3 ) La mise en place de l'Institution inter départementale des barrages-réservoirs du bassin de la Seine, appelée "Les grands lacs de Seine" ; créée le 16 juin 1969, elle regroupe le Département de Paris, les Hauts-de-Seine, la Seine-Saint-Denis, et le Val-de-Marne.
Elle vise principalement deux objectifs :
Avoir une efficacité maximale sur les crues du bassin en période de hautes eaux et assurer une mission de soutien d'étiage lors des années très sèches et en période d'été.
Cette institution dispose de 4 lacs-réservoirs dont les objectifs de remplissage et de vidange sont fixés chaque année lors des réunions du Comité technique de coordination des études et travaux, présidé par le Préfet de Région, Préfet de Paris ou son représentant.
Les barrages-réservoirs, dont l'action permet d'écrêter les crues, ne peuvent à eux seuls, empêcher les inondations de la Région parisienne.
4 ) La création du dispositif d'annonce des crues, qui suit en permanence la hauteur d'eau des rivières du bassin avec ses 13 stations d'alerte.
Deux seuils sont définis :
Un seuil de vigilance (2 mètres 50 à Austerlitz) et un seuil d'alerte (3 mètres 20 à Austerlitz).
Les voies sur berges sont fermées partiellement dès 3 mètres 30 et totalement à 4 mètres 20.
5 ) L'information des services et des populations, en application des directives du règlement d'annonce des crues du Département de Paris se fait par la transmission de messages d'alerte et l'activation des serveurs vocaux.
Le dossier départemental des risques majeurs, document d'information du public, édité en 2000, consultable dans toutes les mairies, répertorie toutes les zones soumises au risque inondation.
6 ) Le Plan de prévention des risques inondations (P.P.R.I.), document réglementaire, est destiné à établir des règles d'urbanisme dans les zones inondables. Il a été prescrit par le Préfet de Région Ile-de-France le 17 juin 1998. La Préfecture de Paris (Direction de l'Urbanisme, du Logement et de l'Equipement) est chargée de ce travail.
Un projet de rédaction initial a été soumis, pour observations, aux services de la Ville de Paris en juin 2001.
Pour l'avenir, sous l'égide du Secrétariat général de la zone de défense de Paris, et conformément aux instructions du Préfet de police, Préfet de zone, une réflexion sur le risque inondation, associant l'ensemble des préfectures, des services et des opérateurs des grands réseaux concernés par ce risque, est menée depuis le mois de juin 2001 au niveau de la Région Ile-de-France.
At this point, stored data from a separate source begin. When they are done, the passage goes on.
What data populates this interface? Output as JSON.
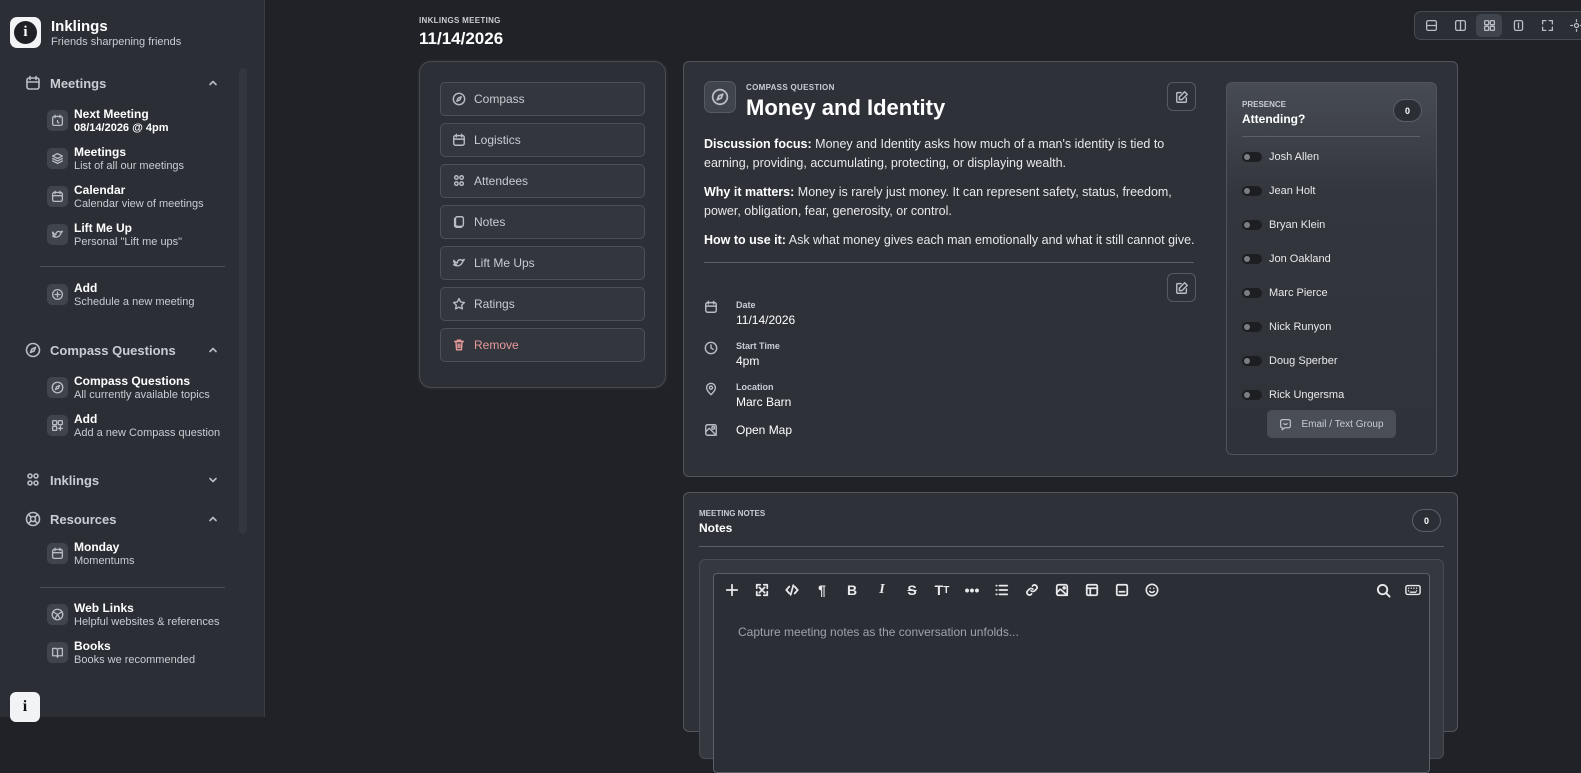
{
  "brand": {
    "title": "Inklings",
    "subtitle": "Friends sharpening friends",
    "logo_letter": "i"
  },
  "sidebar": {
    "sections": {
      "meetings": "Meetings",
      "compass": "Compass Questions",
      "inklings": "Inklings",
      "resources": "Resources"
    },
    "meetings_items": [
      {
        "title": "Next Meeting",
        "subtitle": "08/14/2026 @ 4pm"
      },
      {
        "title": "Meetings",
        "subtitle": "List of all our meetings"
      },
      {
        "title": "Calendar",
        "subtitle": "Calendar view of meetings"
      },
      {
        "title": "Lift Me Up",
        "subtitle": "Personal \"Lift me ups\""
      },
      {
        "title": "Add",
        "subtitle": "Schedule a new meeting"
      }
    ],
    "compass_items": [
      {
        "title": "Compass Questions",
        "subtitle": "All currently available topics"
      },
      {
        "title": "Add",
        "subtitle": "Add a new Compass question"
      }
    ],
    "resources_items": [
      {
        "title": "Monday",
        "subtitle": "Momentums"
      },
      {
        "title": "Web Links",
        "subtitle": "Helpful websites & references"
      },
      {
        "title": "Books",
        "subtitle": "Books we recommended"
      }
    ],
    "footer_letter": "i"
  },
  "header": {
    "label": "INKLINGS MEETING",
    "date": "11/14/2026"
  },
  "nav": [
    "Compass",
    "Logistics",
    "Attendees",
    "Notes",
    "Lift Me Ups",
    "Ratings",
    "Remove"
  ],
  "compass": {
    "label": "COMPASS QUESTION",
    "title": "Money and Identity",
    "focus_label": "Discussion focus:",
    "focus_text": "Money and Identity asks how much of a man's identity is tied to earning, providing, accumulating, protecting, or displaying wealth.",
    "matters_label": "Why it matters:",
    "matters_text": "Money is rarely just money. It can represent safety, status, freedom, power, obligation, fear, generosity, or control.",
    "use_label": "How to use it:",
    "use_text": "Ask what money gives each man emotionally and what it still cannot give."
  },
  "details": {
    "date_label": "Date",
    "date": "11/14/2026",
    "time_label": "Start Time",
    "time": "4pm",
    "location_label": "Location",
    "location": "Marc Barn",
    "map": "Open Map"
  },
  "presence": {
    "label": "PRESENCE",
    "title": "Attending?",
    "count": "0",
    "people": [
      "Josh Allen",
      "Jean Holt",
      "Bryan Klein",
      "Jon Oakland",
      "Marc Pierce",
      "Nick Runyon",
      "Doug Sperber",
      "Rick Ungersma"
    ],
    "email_button": "Email / Text Group"
  },
  "notes": {
    "label": "MEETING NOTES",
    "title": "Notes",
    "count": "0",
    "placeholder": "Capture meeting notes as the conversation unfolds..."
  }
}
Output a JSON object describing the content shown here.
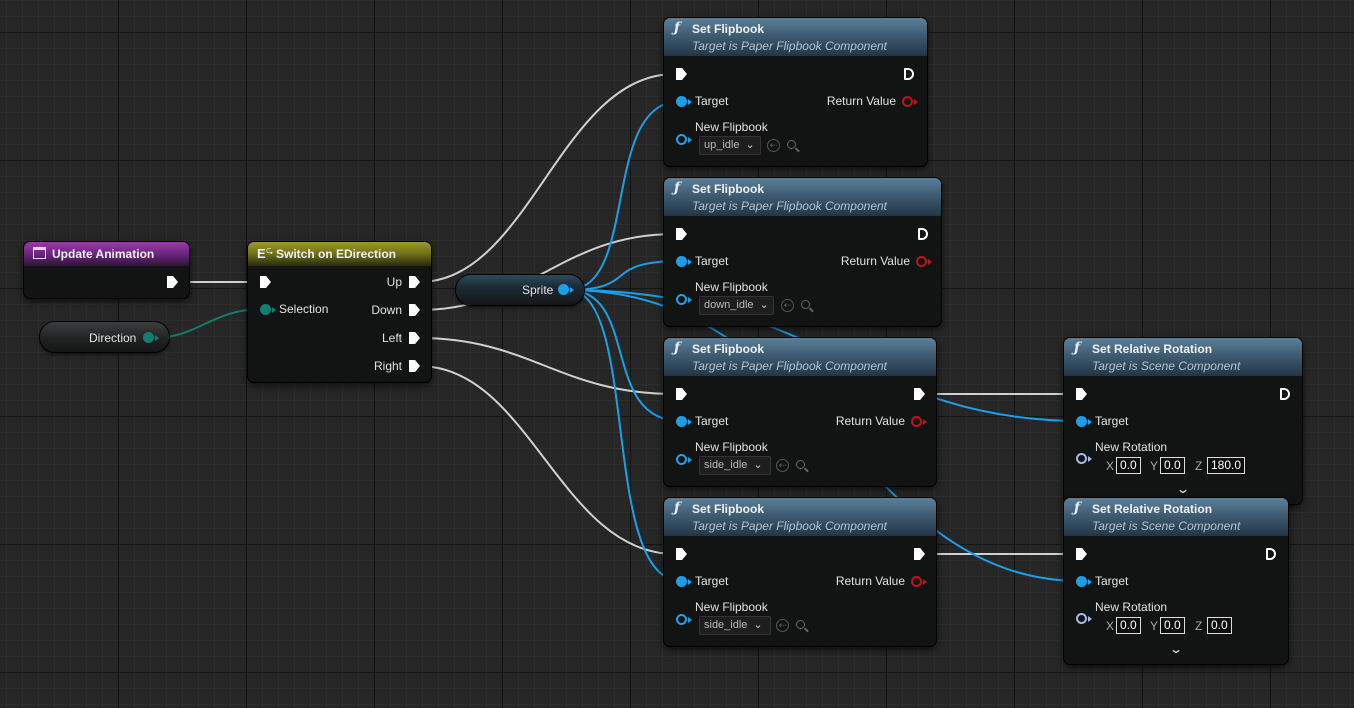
{
  "colors": {
    "exec_wire": "#d8d8d8",
    "object_wire": "#1aa0e8",
    "enum_wire": "#0f7d71",
    "function_header": "#3f5c72",
    "event_header": "#7a2a86",
    "switch_header": "#7d7d1c",
    "return_pin": "#c0121a"
  },
  "event_node": {
    "title": "Update Animation",
    "icon": "event-icon"
  },
  "direction_var": {
    "label": "Direction"
  },
  "switch_node": {
    "title": "Switch on EDirection",
    "icon": "switch-icon",
    "selection_label": "Selection",
    "outputs": [
      "Up",
      "Down",
      "Left",
      "Right"
    ]
  },
  "sprite_var": {
    "label": "Sprite"
  },
  "flipbook_nodes": [
    {
      "title": "Set Flipbook",
      "subtitle": "Target is Paper Flipbook Component",
      "target_label": "Target",
      "return_label": "Return Value",
      "flipbook_label": "New Flipbook",
      "flipbook_value": "up_idle"
    },
    {
      "title": "Set Flipbook",
      "subtitle": "Target is Paper Flipbook Component",
      "target_label": "Target",
      "return_label": "Return Value",
      "flipbook_label": "New Flipbook",
      "flipbook_value": "down_idle"
    },
    {
      "title": "Set Flipbook",
      "subtitle": "Target is Paper Flipbook Component",
      "target_label": "Target",
      "return_label": "Return Value",
      "flipbook_label": "New Flipbook",
      "flipbook_value": "side_idle"
    },
    {
      "title": "Set Flipbook",
      "subtitle": "Target is Paper Flipbook Component",
      "target_label": "Target",
      "return_label": "Return Value",
      "flipbook_label": "New Flipbook",
      "flipbook_value": "side_idle"
    }
  ],
  "rotation_nodes": [
    {
      "title": "Set Relative Rotation",
      "subtitle": "Target is Scene Component",
      "target_label": "Target",
      "rotation_label": "New Rotation",
      "x_label": "X",
      "y_label": "Y",
      "z_label": "Z",
      "x": "0.0",
      "y": "0.0",
      "z": "180.0"
    },
    {
      "title": "Set Relative Rotation",
      "subtitle": "Target is Scene Component",
      "target_label": "Target",
      "rotation_label": "New Rotation",
      "x_label": "X",
      "y_label": "Y",
      "z_label": "Z",
      "x": "0.0",
      "y": "0.0",
      "z": "0.0"
    }
  ],
  "fn_icon": "ƒ"
}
Cette réflexion tient notamment compte du retour d'expérience suite aux crues du printemps dernier.
Un groupe de travail a été constitué et se réunit, à un rythme hebdomadaire depuis le mois de décembre, pour étudier, les conséquences économiques et humaines sur le bassin, de la montée des eaux lors d'une crue majeure. Il réfléchit également sur les dispositions à prendre et les travaux à envisager par les différents partenaires.
L'ensemble de ces travaux doit aboutir à l'élaboration d'un Plan spécialisé de secours zonal (P.S.S. zonal) destiné à prévoir l'organisation des secours en cas de crue majeure en Ile-de-France.
La rédaction de ce plan devrait être finalisée au cours du second semestre de l'année 2002 et je ne manquerai pas de vous en informer."